Une construction interne qui rend compte de l’immersion
La construction interne du texte rend compte du déroulement de la résidence. Pendant toute une première partie – renvoyant à la phase d’observation – Thomas Quillardet nous fait vivre du dedans divers groupes de parole. Des origines de l’addiction, au moment où les patient.e.s ont décidé d’une prise en charge, il raconte des histoires personnelles. On découvre ainsi un patient qui n’arrive pas à dialoguer sur son alcoolisme avec sa mère, une mère de famille divorcée qui fait tout pour ne pas perdre la garde de ses enfants, un salarié qui lutte pour ne pas être licencié. Et comme en écho à ces récits, les soignant.e.s et docteur.e.s éclairent la pathologie, mettant des termes sur le fonctionnement d’un comportement complexe, cette “pathologie de l’abandon”.
Et puis, petit à petit, Thomas Quillardet nous fait part de son ressenti : “j’espère qu’ils vont aller mieux, mais en fait, ils ne vont jamais mieux…”. Les doutes qui l’assaillent, leurs peurs qui naissent, les difficultés à prendre de la distance.

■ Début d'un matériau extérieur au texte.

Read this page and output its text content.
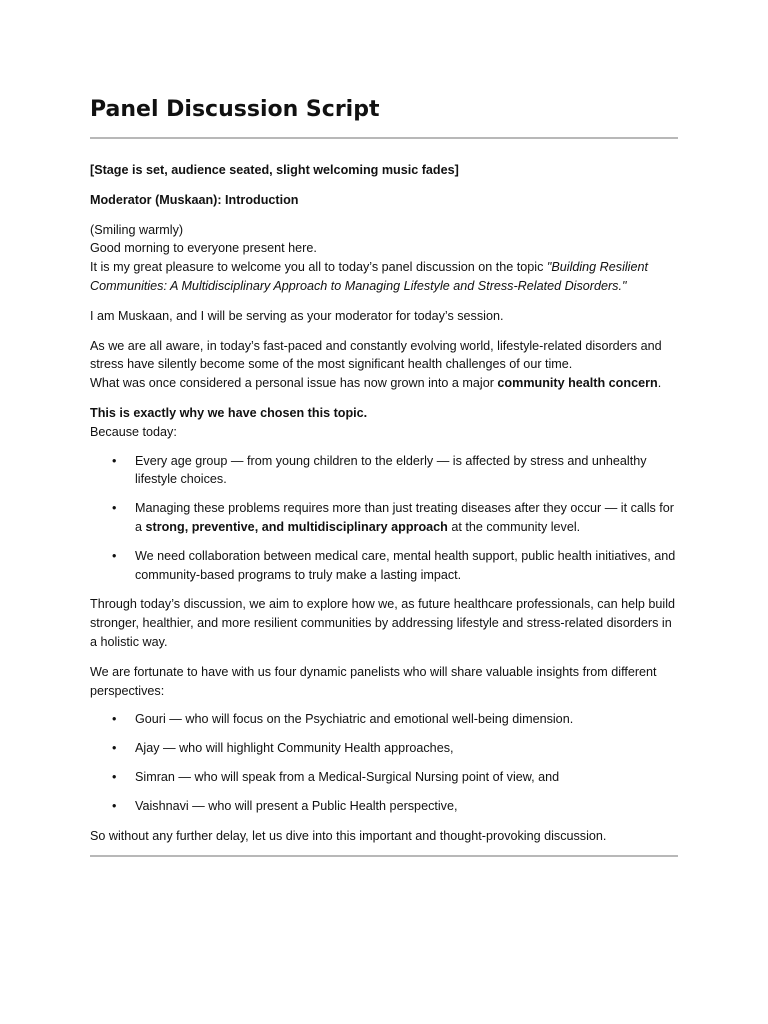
Panel Discussion Script

[Stage is set, audience seated, slight welcoming music fades]

Moderator (Muskaan): Introduction

(Smiling warmly)
Good morning to everyone present here.
It is my great pleasure to welcome you all to today’s panel discussion on the topic "Building Resilient Communities: A Multidisciplinary Approach to Managing Lifestyle and Stress-Related Disorders."

I am Muskaan, and I will be serving as your moderator for today’s session.

As we are all aware, in today’s fast-paced and constantly evolving world, lifestyle-related disorders and stress have silently become some of the most significant health challenges of our time.
What was once considered a personal issue has now grown into a major community health concern.

This is exactly why we have chosen this topic.
Because today:

• Every age group — from young children to the elderly — is affected by stress and unhealthy lifestyle choices.
• Managing these problems requires more than just treating diseases after they occur — it calls for a strong, preventive, and multidisciplinary approach at the community level.
• We need collaboration between medical care, mental health support, public health initiatives, and community-based programs to truly make a lasting impact.

Through today’s discussion, we aim to explore how we, as future healthcare professionals, can help build stronger, healthier, and more resilient communities by addressing lifestyle and stress-related disorders in a holistic way.

We are fortunate to have with us four dynamic panelists who will share valuable insights from different perspectives:

• Gouri — who will focus on the Psychiatric and emotional well-being dimension.
• Ajay — who will highlight Community Health approaches,
• Simran — who will speak from a Medical-Surgical Nursing point of view, and
• Vaishnavi — who will present a Public Health perspective,

So without any further delay, let us dive into this important and thought-provoking discussion.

Il se livre sans barrière, et on accède ainsi à son expérience intérieure. D’observateur, il devient acteur – phase d’implication – et parle de son projet. Il réalise sa propre interview à travers les questions des salarié.e.s et explique comment se sont mis en place les ateliers théâtraux, avant de les imager par des scénettes.
Un comédien accompli
Thomas Quillardet est incontestablement un comédien. Le jeu qu’il propose est subtile et il devient difficile de décrocher de ses mots, de sa voix. Celle-ci est à la fois singulière et plurielle : on distingue sans aucun mal les différents personnages. Grâce à une rythmique fortement travaillée, Thomas Quillardet fait se différencier les paroles. Elles s’unissent sans se mélanger, elles sont puissantes et éveillent l’émotionnel.
Thomas Quillardet propose un spectacle émouvant qui ne cherche pas à être sensationnel. Un seul en scène sincère et profond aux voix qui résonnent encore, même quand elles ne retentissent plus.
En Addicto se joue au Théâtre de la Ville jusqu’au 28 octobre. Pour plus d’informations
Avis
En Addicto est un seul en scène d'une extrême justesse. Thomas Quillardet se livre à une prestation intense en interprétant une multitude de personnages. Patient.e.s et soignant.e.s d'un service addictologie d'un hôpital de jour prennent vie à travers sa voix. Un spectacle empreint d'un fort réalisme dont il est difficile de décrocher.